What is the difference between vector space and dual space?
A vector space over a field $\mathbb{F}$ is a set $V$ with operations $+$ and $\cdot$ satisfying the vector space axioms. Given a vector space $V$, it's dual space $V^\star$ is defined as $\mathrm{Hom}(V,\mathbb{F})$, i.e. the set of all linear maps(functionals) between the vector space and its underlying field(considered as an own vector space in this case).
Normally, the Dirac notation $\langle v|w\rangle$ is a representation of a scalar product and the Bra and Ket correspond on a low level to vectors input in this scalar product. Note, that for the complex scalar product, order of the arguments is important due to its hermitian nature and its semi-bilinearity, i.e. that it is conjugate linear w.r.t. to one argument. A classical way is to define the standard complex scalar product to be conjugate linear in the second argument. In Bra-Ket-notation, you usually reverse the order of the arguments of the complex scalar product, i.e. $\langle x,y\rangle=\langle y|x\rangle$ resulting in conjugate linearity in the first argument.
The key thing is that there is a strong correspondence between scalar products and members of the dual space, i.e. linear functionals.
There is a way that any functional corresponds in a one-to-one fashion to a representation using the scalar product(of the associated vector space). This is known as Riesz representation theorem.
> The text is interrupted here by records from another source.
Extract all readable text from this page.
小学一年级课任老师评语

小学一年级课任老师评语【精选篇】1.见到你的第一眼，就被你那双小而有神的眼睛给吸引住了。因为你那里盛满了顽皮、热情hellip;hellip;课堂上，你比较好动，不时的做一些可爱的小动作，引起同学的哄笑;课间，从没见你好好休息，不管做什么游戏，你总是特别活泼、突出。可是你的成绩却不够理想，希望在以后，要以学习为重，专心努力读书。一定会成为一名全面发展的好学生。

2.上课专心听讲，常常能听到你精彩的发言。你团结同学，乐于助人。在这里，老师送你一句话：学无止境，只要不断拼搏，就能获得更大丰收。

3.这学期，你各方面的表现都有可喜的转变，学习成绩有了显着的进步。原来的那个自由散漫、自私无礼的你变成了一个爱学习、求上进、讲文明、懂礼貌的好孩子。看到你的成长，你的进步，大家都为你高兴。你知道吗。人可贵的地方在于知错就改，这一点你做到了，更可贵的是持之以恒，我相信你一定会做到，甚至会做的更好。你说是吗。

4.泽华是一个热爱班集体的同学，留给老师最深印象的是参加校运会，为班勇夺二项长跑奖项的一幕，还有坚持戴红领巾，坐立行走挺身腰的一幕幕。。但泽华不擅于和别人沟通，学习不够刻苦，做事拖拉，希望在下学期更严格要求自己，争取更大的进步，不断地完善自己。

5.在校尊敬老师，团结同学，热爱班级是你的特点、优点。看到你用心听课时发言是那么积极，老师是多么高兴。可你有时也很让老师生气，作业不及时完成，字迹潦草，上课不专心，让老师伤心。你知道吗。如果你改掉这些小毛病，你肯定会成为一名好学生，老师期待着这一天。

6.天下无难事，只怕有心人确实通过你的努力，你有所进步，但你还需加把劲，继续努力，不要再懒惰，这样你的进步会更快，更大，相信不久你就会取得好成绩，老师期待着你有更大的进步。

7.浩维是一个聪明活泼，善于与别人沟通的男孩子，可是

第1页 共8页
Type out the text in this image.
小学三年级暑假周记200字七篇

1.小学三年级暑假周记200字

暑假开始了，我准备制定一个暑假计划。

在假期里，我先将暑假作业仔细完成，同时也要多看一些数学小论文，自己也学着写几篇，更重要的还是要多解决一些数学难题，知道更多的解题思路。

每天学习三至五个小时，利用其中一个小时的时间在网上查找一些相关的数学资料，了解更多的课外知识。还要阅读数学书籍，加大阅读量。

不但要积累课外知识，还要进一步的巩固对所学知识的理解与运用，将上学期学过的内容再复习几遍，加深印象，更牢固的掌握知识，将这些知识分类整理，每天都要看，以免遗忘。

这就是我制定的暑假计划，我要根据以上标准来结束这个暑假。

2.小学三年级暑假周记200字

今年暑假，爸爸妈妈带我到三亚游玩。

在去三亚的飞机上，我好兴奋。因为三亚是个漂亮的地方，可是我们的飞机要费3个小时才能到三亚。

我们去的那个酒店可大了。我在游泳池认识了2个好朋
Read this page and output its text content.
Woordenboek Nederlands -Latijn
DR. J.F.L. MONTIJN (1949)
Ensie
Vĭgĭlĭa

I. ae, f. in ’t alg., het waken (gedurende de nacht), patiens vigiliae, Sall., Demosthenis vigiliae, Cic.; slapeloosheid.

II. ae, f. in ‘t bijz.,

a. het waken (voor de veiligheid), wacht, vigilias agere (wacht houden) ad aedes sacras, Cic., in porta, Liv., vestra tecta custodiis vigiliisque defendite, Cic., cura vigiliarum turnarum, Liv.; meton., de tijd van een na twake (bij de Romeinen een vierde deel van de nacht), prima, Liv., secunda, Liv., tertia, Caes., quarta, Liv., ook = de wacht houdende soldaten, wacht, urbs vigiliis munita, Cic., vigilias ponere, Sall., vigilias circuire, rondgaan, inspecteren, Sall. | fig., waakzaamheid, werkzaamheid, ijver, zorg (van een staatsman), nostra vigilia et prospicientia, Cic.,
More precisely, you may look at a vector $v\in V$ and suppose that $\langle\cdot,\cdot\rangle$ is an associated scalar product(turning $V$ into a euclidean/unitary space in the real/complex case). Then the map $\varphi_v:w\mapsto\langle w,v\rangle$ is a member of the dual space $V^\star$ and the theorem says that any linear functional $\psi\in V^\star$ can be written as such a $\varphi_v$ uniquely.
Thus, you may convert a scalar product between two vectors into an application of a linear functional to another vector, pulling the problem statement into the realm of dual spaces, where you have other mathematical possibilities to tackle various questions.
EDIT: Note, that the definition of $\varphi_v$ of course depends also on the argument which is assumed to be conjugate linear, in this case the second, as linearity in the first is needed to make $\varphi_v$ a linear map(check this).
For the finite dimensional case we have for a column vector $u$: $$ u = \vert u \rangle\\ u^+= \langle u \vert $$ where $u^+$ is the transposed, complex conjugated, thus adjugated, vector. It is a linear form from $V$ to the scalar field.
If $V$ is a vector space then $V^*$, consisting of all linear forms of $V$, is a linear vector space as well.